Nous attendons de la France, de votre leadership, que vous fassiez en sorte que la Russie cherche la paix pour mettre fin à cette guerre contre la liberté, contre l’égalité, contre la fraternité, contre tout ce qui a permis à l’Europe d’être unie, libre et diverse.
Nous attendons de la France, de votre leadership, la restauration de l’intégrité territoriale de l’Ukraine. On peut le faire ensemble. Si certains d’entre vous ont des doutes, je peux vous dire que votre peuple en a la certitude, comme tous les autres peuples de l’Europe. Pendant la présidence française de l’Union européenne, une décision mûrie sera prise sur l’adhésion de l’Ukraine à l’Union européenne : ce sera une décision historique à un moment historique, comme cela a toujours été le cas dans l’histoire du peuple français.

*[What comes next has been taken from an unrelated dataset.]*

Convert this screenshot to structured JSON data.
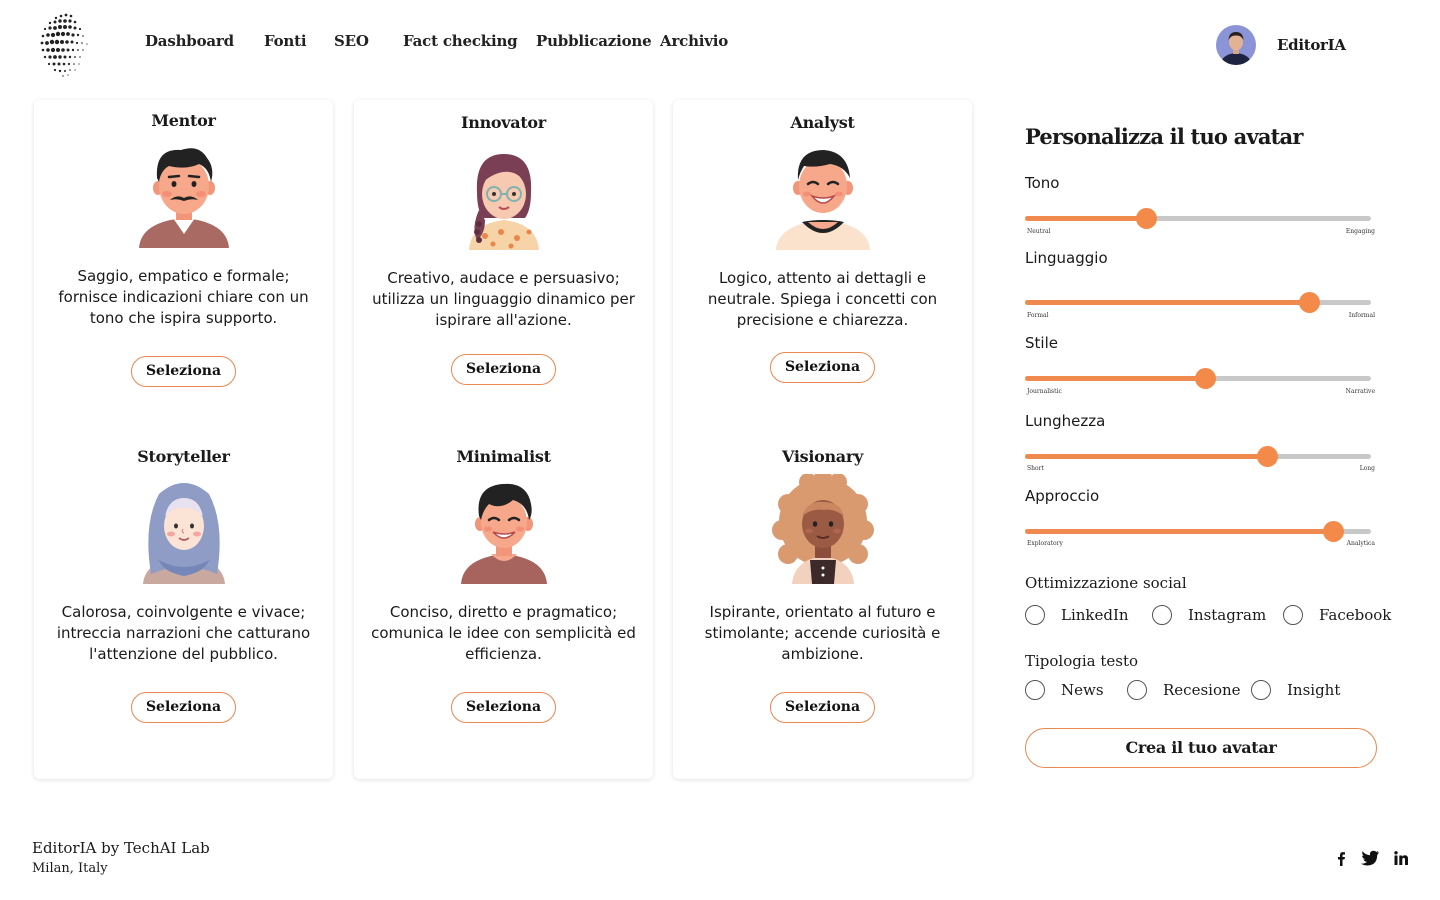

Mesdames, messieurs les parlementaires, peuple français, demain, cela fera un mois que les Ukrainiens se battent pour leur vie et leur liberté et que notre armée s’oppose de manière héroïque aux forces supérieures de la Russie. Nous avons besoin d’aide, d’encore plus d’aide, de plus de soutien.
Pour que la liberté ne perde pas, elle doit être bien armée : chars, armes antichars, avions de combat, défense antiaérienne. Vous pouvez nous aider, nous en avons besoin.
Pour que la liberté ne perde pas, le monde doit la soutenir avec des sanctions contre l’agresseur : chaque semaine, il faut un nouveau paquet de sanctions. Les entreprises françaises doivent quitter le marché russe : Renault, Auchan, Leroy Merlin et d’autres doivent cesser d’être les sponsors de la machine de guerre de la Russie, ils doivent arrêter de financer le meurtre d’enfants et de femmes, les viols… Tout le monde doit avoir à l’esprit que les valeurs passent avant les bénéfices.
Nous devons déjà penser à l’avenir et à la façon dont nous allons vivre après la guerre. Il faut des garanties sûres, la garantie que la sécurité sera inébranlable et que la guerre ne sera plus possible dans ce monde. Nous devons créer ce nouveau système de sécurité où la France aura un rôle de premier plan, pour que personne n’ait jamais à implorer la mort, pour que les gens vivent pleinement et pour qu’on se dise adieu non pas sous les bombes et en état de guerre, mais quand l’heure vient, avec dignité. Chacun doit pouvoir vivre dans le respect et on doit pouvoir lui dire adieu comme la France a dit adieu au grand Belmondo.
Merci à la France et gloire à l’Ukraine !
Mmes et MM. les sénateurs se lèvent et applaudissent longuement.
La séance est levée à quinze heures vingt.